While the authorities investigate the suspected outbreak, take precautionary steps to minimize the risk of further contamination. For instance:

  • Increase Water Temperatures: Legionella bacteria thrive in warm water. Raising the water temperature to 140°F (60°C) in water heaters and hot water tanks can help kill the bacteria.
  • Regularly Clean and Disinfect: Ensure that all water systems, including cooling towers, hot tubs, and plumbing, are cleaned and disinfected regularly, following appropriate guidelines.
  • Maintain Proper Water Flow: Stagnant water can promote bacterial growth. Water should be flowing adequately in all parts of the system.
  • Monitor Water Quality: Regularly test water samples for the presence of Legionella to detect any potential contamination early.
  • Communicate with Occupants: If you manage a building or facility, inform occupants about the situation, provide guidance on recognizing symptoms, and update them on the preventive measures being taken.

What Compensation Can I Recover?

Here are some common types of compensation that may be available in a Legionella claim:

  • Medical Expenses: Compensation for all reasonable medical expenses related to the diagnosis, treatment, and rehabilitation of Legionnaires’ disease.
  • Lost Wages: If you had to miss work due to the illness, you may be entitled to compensation for the wages you lost. Additionally, if the disease results in a long-term disability that affects your ability to work, you may be able to claim future lost earnings.
  • Pain and Suffering: Compensation may be available for the physical pain and emotional distress you experienced due to contracting Legionnaires’ disease.
  • Loss of Enjoyment of Life: If the illness has diminished your ability to enjoy life or engage in activities you once loved.
  • Punitive Damages: Punitive damages are rarely awarded unless the responsible party’s actions were particularly reckless or intentional.

In cases where Legionnaires’ disease leads to a fatality, surviving family members may be entitled to compensation through a wrongful death claim. This can include compensation for funeral expenses, loss of financial support, and loss of companionship.

When Should I Contact an Attorney?

If you have been diagnosed or suspect Legionnaires’ disease, contact a Legionnaires’ Disease attorney as soon as possible. They can advise you on what steps to take, including seeking medical attention and preserving evidence for a potential claim. Legionnaires’ disease cases can be complex, especially when it comes to determining liability. If the source of the Legionella bacteria is unclear, or if multiple parties could be responsible for the contamination, an attorney can help investigate and identify who is liable.

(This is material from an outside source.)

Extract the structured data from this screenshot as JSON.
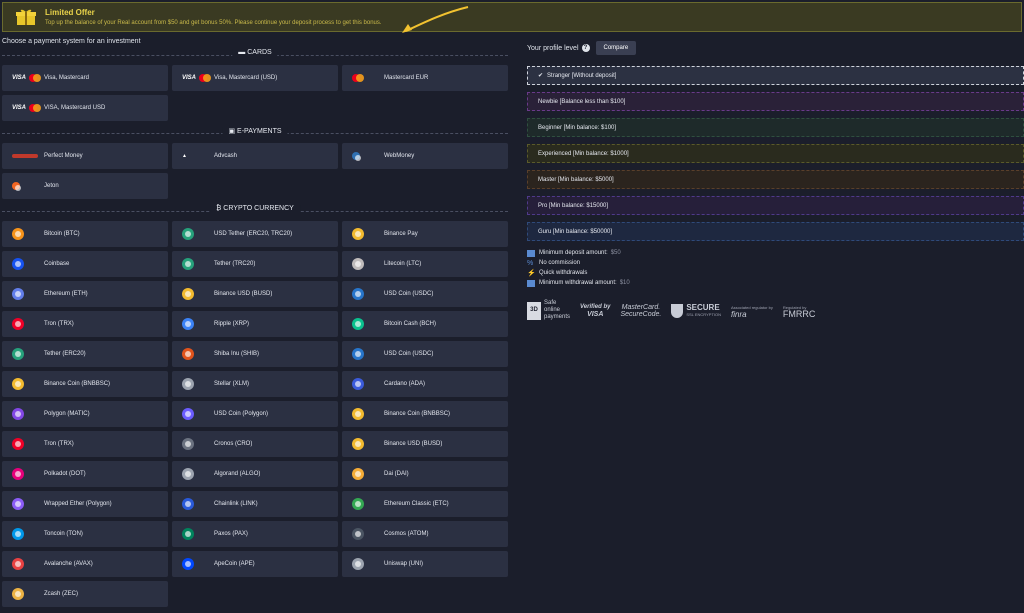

An experienced attorney will also guide you through the legal process of a Legionnaires’ disease lawsuit, protect your rights, and advocate for fair compensation on your behalf.

How Long Do I Have to File a Claim?

The time limit within which you must file a legionnaires disease claim is determined by the statute of limitations in the jurisdiction where the potential claim will be filed. For example, you have two years to file a Legionnaires’ disease lawsuit in Texas. The clock starts ticking from the date you became ill or when the illness was discovered or reasonably should have been discovered. Once the statute of limitations has expired, you will not be able to pursue legal action.